Ionq se desploma 66 % y wall street aún ve un triplete: la apuesta que divide al mercado
IonQ cotiza a $32 cuando hace cinco meses tocó los $84. La carnicería del 66 % no ha amedrentado a Rosenblatt: John McPeake mantiene su objetivo en $100, es decir, un 200 % de revalorización desde aquí. La media del consenso, $65, duplica igualmente el precio actual. Pero el título más bajo del Street es $35, apenas por encima de hoy. ¿Contradicción? No: el negocio cuántico se valora como la biotech de la computación.
El modelo biotech aplicado al qubit
Fíjese en los números. IonQ cerró 2025 con $130 millones de ingresos, un 429 % más en el cuarto trimestre. Para 2026 guía $235 millones. El salto es bestial, pero el valor sigue sin beneficios ni flujo operativo positivo. Por eso el ratio precio-ventas tradicional estalla. Lo que importa es la tasa de error: el qubit lógico de IonQ ya baja del 0,1 %, la mejor marca pública del sector. Reducir ruido cuántico es hoy lo mismo que lograr la fase II de un fármaco: no garantiza éxito, pero abre la puerta a un mercado que, según McKinsey, podría valer $1,3 billones en 2035.
El riesgo es idéntico al de la biotech: un solo ensayo fallido —en este caso, un cliente gubernamental que cancele un contrato o un rival que anuncie un qubit más estable— hace que el guion se rompa de un día para otro. La volatilidad lo sabe: el implied volatility de IonQ duplica al de Nvidia. Los hedge funds que entraron en octubre a $70 están ahora cobrando pérdidas rápidas y alimentan el pánico.

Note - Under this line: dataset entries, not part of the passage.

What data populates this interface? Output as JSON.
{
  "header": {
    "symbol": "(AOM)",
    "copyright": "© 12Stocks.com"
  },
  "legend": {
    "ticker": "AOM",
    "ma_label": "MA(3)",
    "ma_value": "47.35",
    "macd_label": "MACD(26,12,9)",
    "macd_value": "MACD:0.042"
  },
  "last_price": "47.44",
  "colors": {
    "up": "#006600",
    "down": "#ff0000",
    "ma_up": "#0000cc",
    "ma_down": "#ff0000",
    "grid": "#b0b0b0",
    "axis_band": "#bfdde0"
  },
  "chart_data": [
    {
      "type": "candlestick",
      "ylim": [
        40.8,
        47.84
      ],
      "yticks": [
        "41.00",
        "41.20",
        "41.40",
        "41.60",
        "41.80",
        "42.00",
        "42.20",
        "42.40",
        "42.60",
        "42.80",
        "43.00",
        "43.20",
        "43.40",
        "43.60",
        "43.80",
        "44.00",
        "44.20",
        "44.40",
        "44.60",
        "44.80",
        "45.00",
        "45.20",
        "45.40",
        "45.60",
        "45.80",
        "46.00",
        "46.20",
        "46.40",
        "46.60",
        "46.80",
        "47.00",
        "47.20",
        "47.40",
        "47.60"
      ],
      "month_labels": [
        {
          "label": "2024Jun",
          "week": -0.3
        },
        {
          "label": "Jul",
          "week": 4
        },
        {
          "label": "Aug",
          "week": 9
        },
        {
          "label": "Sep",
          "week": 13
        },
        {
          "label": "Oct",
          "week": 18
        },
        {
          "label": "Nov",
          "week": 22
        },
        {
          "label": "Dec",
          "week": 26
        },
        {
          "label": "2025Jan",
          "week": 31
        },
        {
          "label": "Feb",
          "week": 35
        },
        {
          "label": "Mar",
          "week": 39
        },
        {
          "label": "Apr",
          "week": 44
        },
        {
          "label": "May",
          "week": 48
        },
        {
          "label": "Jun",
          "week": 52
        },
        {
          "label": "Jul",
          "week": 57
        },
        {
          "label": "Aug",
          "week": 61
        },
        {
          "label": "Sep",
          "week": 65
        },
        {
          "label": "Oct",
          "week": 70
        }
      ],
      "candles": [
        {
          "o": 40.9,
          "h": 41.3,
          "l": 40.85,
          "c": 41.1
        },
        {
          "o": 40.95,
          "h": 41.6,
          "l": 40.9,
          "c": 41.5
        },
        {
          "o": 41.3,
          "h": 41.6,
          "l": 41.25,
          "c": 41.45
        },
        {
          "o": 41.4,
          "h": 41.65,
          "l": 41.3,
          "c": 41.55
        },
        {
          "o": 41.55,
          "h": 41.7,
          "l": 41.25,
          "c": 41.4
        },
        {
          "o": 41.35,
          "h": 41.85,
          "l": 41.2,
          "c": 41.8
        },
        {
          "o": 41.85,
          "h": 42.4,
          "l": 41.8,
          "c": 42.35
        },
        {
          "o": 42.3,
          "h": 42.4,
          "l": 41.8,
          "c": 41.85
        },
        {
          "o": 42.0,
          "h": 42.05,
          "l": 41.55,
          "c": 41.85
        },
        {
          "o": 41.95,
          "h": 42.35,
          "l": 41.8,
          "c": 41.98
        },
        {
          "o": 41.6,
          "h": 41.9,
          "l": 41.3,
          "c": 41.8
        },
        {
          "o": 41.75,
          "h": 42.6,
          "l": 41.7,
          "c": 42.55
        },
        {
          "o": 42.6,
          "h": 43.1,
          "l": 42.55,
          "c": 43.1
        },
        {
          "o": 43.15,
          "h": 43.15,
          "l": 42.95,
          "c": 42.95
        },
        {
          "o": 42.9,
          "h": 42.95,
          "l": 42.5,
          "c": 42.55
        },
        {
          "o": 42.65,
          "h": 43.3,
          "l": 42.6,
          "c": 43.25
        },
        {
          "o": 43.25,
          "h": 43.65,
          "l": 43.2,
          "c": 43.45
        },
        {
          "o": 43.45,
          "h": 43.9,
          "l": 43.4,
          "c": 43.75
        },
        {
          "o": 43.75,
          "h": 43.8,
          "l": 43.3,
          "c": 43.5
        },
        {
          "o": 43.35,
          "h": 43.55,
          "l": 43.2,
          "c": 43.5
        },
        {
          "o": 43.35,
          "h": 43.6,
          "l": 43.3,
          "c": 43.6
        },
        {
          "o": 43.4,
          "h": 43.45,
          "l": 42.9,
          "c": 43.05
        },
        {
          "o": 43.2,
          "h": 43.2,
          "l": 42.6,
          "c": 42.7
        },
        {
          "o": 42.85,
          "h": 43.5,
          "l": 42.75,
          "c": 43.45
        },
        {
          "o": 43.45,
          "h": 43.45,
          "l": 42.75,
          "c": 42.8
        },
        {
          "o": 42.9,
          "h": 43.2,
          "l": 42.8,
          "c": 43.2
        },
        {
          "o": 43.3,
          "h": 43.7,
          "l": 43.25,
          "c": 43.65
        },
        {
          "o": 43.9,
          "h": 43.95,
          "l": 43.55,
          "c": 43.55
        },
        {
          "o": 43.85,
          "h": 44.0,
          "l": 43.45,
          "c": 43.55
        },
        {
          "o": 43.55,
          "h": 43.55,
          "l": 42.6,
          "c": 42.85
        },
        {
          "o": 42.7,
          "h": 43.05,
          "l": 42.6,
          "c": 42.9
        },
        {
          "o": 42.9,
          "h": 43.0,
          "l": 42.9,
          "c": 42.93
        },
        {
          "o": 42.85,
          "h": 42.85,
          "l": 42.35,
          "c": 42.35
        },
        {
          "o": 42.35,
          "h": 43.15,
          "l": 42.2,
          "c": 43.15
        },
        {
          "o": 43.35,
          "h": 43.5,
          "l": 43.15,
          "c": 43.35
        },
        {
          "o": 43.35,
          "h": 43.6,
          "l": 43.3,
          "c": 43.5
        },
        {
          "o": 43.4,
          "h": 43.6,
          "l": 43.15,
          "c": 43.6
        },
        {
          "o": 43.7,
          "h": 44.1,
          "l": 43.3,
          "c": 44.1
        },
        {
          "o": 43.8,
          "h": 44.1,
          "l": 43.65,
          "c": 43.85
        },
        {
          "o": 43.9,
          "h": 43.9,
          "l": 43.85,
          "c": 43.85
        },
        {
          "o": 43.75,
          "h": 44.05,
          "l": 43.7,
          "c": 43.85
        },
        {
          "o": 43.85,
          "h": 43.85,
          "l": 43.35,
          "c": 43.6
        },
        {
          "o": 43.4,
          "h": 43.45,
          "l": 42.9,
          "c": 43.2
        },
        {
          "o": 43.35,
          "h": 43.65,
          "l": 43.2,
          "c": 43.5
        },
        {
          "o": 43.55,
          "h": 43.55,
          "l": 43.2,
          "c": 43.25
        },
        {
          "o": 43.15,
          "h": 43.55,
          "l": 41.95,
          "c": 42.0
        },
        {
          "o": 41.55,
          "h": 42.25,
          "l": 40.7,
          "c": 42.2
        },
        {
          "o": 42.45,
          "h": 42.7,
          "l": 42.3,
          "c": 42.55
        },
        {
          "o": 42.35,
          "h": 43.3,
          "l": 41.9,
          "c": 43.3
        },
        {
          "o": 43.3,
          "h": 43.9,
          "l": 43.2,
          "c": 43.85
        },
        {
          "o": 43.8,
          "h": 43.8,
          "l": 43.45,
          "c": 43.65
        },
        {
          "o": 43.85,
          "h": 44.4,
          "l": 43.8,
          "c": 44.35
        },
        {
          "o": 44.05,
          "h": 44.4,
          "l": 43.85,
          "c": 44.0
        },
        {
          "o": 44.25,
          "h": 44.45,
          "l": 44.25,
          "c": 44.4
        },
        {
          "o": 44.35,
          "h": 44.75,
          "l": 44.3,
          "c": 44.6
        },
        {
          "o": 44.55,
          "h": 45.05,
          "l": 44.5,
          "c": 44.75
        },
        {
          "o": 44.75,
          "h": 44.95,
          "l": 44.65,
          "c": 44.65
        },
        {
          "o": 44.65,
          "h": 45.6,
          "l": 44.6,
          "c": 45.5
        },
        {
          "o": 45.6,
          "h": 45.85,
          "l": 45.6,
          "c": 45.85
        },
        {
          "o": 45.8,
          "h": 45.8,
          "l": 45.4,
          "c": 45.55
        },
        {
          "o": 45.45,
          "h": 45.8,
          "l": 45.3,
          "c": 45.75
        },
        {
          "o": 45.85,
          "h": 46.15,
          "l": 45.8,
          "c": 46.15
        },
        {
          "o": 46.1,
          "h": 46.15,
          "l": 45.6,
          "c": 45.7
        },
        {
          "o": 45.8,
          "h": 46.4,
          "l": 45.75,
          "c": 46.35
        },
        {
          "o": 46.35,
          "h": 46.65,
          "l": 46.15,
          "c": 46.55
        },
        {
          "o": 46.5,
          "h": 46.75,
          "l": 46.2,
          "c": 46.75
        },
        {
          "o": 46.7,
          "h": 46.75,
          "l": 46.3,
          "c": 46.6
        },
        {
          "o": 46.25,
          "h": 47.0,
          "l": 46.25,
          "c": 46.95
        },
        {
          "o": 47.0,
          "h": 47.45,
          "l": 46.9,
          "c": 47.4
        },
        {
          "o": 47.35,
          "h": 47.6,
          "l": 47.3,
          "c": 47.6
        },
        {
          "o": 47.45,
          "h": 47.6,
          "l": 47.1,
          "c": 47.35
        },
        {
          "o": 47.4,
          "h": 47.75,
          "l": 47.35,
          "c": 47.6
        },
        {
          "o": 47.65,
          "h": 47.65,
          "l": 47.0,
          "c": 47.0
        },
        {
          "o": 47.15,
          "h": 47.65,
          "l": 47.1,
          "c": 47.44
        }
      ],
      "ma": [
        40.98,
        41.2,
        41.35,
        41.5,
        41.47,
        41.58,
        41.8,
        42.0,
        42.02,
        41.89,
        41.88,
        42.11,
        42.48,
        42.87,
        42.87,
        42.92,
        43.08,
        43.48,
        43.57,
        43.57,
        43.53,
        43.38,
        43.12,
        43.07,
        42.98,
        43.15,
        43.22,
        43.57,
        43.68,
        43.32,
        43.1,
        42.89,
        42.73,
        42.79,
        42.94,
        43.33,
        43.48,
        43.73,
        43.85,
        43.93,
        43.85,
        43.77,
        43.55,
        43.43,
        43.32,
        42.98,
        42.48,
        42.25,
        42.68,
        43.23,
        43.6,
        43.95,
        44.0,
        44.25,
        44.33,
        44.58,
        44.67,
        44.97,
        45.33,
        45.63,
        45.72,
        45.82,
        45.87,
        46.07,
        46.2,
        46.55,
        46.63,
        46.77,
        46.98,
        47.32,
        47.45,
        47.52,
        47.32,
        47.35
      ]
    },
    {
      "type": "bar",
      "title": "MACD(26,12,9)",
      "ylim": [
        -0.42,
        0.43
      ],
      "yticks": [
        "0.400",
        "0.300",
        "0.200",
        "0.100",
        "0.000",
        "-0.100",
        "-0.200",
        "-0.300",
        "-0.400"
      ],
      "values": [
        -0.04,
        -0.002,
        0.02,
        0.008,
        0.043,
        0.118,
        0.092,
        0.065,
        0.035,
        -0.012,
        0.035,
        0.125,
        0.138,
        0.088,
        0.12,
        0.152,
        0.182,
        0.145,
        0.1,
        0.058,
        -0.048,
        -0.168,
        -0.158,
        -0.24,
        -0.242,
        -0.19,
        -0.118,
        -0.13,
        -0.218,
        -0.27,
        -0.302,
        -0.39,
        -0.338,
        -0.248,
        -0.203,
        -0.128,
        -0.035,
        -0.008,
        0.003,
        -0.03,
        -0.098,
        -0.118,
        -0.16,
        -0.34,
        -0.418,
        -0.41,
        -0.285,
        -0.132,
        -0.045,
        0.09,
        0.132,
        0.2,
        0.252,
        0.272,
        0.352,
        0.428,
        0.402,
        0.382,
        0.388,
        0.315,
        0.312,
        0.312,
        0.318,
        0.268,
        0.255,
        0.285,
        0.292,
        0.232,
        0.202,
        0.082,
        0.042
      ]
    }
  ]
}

¿Cuánto vale un qubit que funcione?
Wall Street responde con dos escalas. La primera, la de los early adopters: asignan un EV/ventas 2030 de 8×, similar al peak de Moderna en 2021. La segunda, la de los escépticos: cero valor si Google o IBM logran el error cuántico corregido antes. La brecha explica por qué el spread entre precio objetivo más bajo y más alto supera el 300 %, inexistente en cualquier otro semiconductor maduro.
La clave está en los contratos de investigación: los $62 millones del último trimestre provienen de tres laboratorios nacionales de EE.UU. que prueban algoritmos de optimización logística y química de materiales. Si alguno de esos pilotos se convierte en despliegue comercial, IonQ pasa de vender horas de computación a firmar acuerdos multianuales por hardware. Ese momento, dicen los más cercanos, puede llegar en 2027.

Trampa de valor o cohete en pausa
La caída del 66 % dibuja un gráfico quebrado, pero también rebaja el precio por qubit instalado a niveles de 2022. Los fondos de long-short que entraron en ese entorno —y resistieron la burbuja— ahora recompran. FlowTrack recoge entrada neta de $89 millones en la última semana, la mayor desde la salida a bolsa. Dato discreto, pero que habla: el dinero inteligente no espera a que el mercado dé el visto bueno.
La moraleja es simple: IonQ no es una acción, es una opción sobre la física del siglo XXI. Comprarla es apostar a que el error cuántico será historia antes que el cash burn. Si la apuesta sale, el retorno no será del 200 %; será el tipo que convierte a un fondo de cobertura en leyenda. Si falla, el cero absoluto. Por eso los que ganaron con CRISPR recomiendan una regla de oro: entrada escalonada, never all-in. Ponga un 1 % del portafolio hoy y olvídese hasta que los qubits lógicos superen los mil. Si para entonces IonQ sigue vivo, el precio ya no estará en dos dígitos.